L’éléphant en convention

Réunis en congrès la semaine dernière, les membres de la SADC ont préparé leur argumentaire pour contourner l’interdiction qui pèse sur le commerce de l’ivoire. A trois mois de la Convention de Washington sur les espèces menacées, le Botswana milite déjà pour l’autorisation de vendre son stock d’or blanc.

S’il y a un sujet qui met tous les pays de la SADC (Communauté de développement des Etats d’Afrique australe) d’accord, c’est bien le commerce de l’ivoire. Réunis la semaine dernière à Gaborone pour préparer la Convention de Washington sur les espèces menacées (Cites) qui doit avoir lieu en novembre, les représentants des neufs pays ont essayé par tous les moyens de dégager des voies pour contourner l’interdiction de commercialiser l’or blanc.  » De toutes façons, il faut que nous vendions notre ivoire, reste à trouver les modalités « , confiait Joseph Matlhare, le secrétaire à l’Environnement et aux parcs nationaux botswanais, au journal Business Day à l’orée de la conférence.

Stratégies botswanaises

Botswana en tête, les neuf ont donc mis au point une série de propositions à soumettre à la Cites. Ils demandent le droit de commercialiser l’ivoire des éléphants morts de vieillesse. Le Botswana requiert aussi l’autorisation de vendre son stock.  » Nous avons 33 tonnes d’ivoire en stock. Nous proposons de nous en débarrasser au profit d’un acheteur unique – que nous n’avons pas encore choisi – qui s’engagerait à ne pas le revendre par la suite.
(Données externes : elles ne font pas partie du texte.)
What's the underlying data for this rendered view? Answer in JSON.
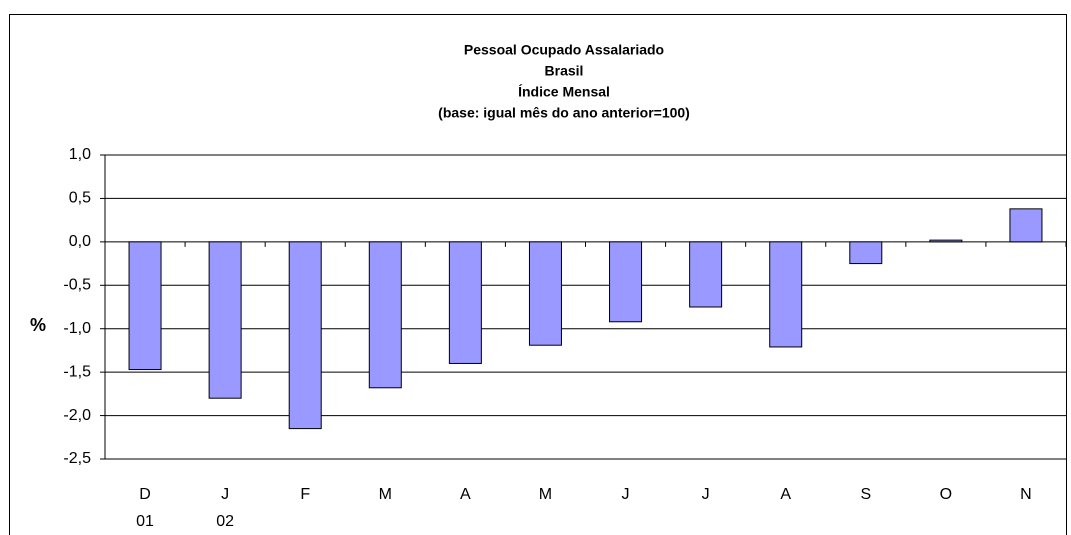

Et nous demandons le droit de vendre 4 tonnes d’ivoire par an, issues des défenses des éléphants morts de mort naturelle. « , explique Isaac Geophilus, directeur adjoint à l’Environnement et aux parcs nationaux. En 1997, son pays a déjà été autorisé à vendre une partie de son stock (17 tonnes) au Japon. Tous les pays de la SADC (Namibie, Malawi, Mozambique, Afrique du Sud, Swaziland, Tanzanie, Zambie et Zimbabwe) s’apprêtent à appuyer sa cause, espérant que cela fasse jurisprudence.

L’argumentaire des Botswanais prend la Cites son propre jeu.  » Depuis que nous ne vendons plus d’ivoire, il y a de plus en plus d’éléphants. Près de 120 000 en tout. Ils détruisent les récoltes, ils font des dégâts. Il faut donc plus de gens pour s’en occuper. Et pour cela, nous avons besoin d’argent… « . Depuis 1989, la Convention de Washington sur les espèces menacées a interdit tout commerce d’ivoire, alors que le nombre d’éléphants était passé de plus de deux millions à 286 000 en trente ans. Une mesure contre laquelle s’élèvent encore publiquement l’Afrique du Sud, le Zimbabwe, la Namibie, et le Botswana.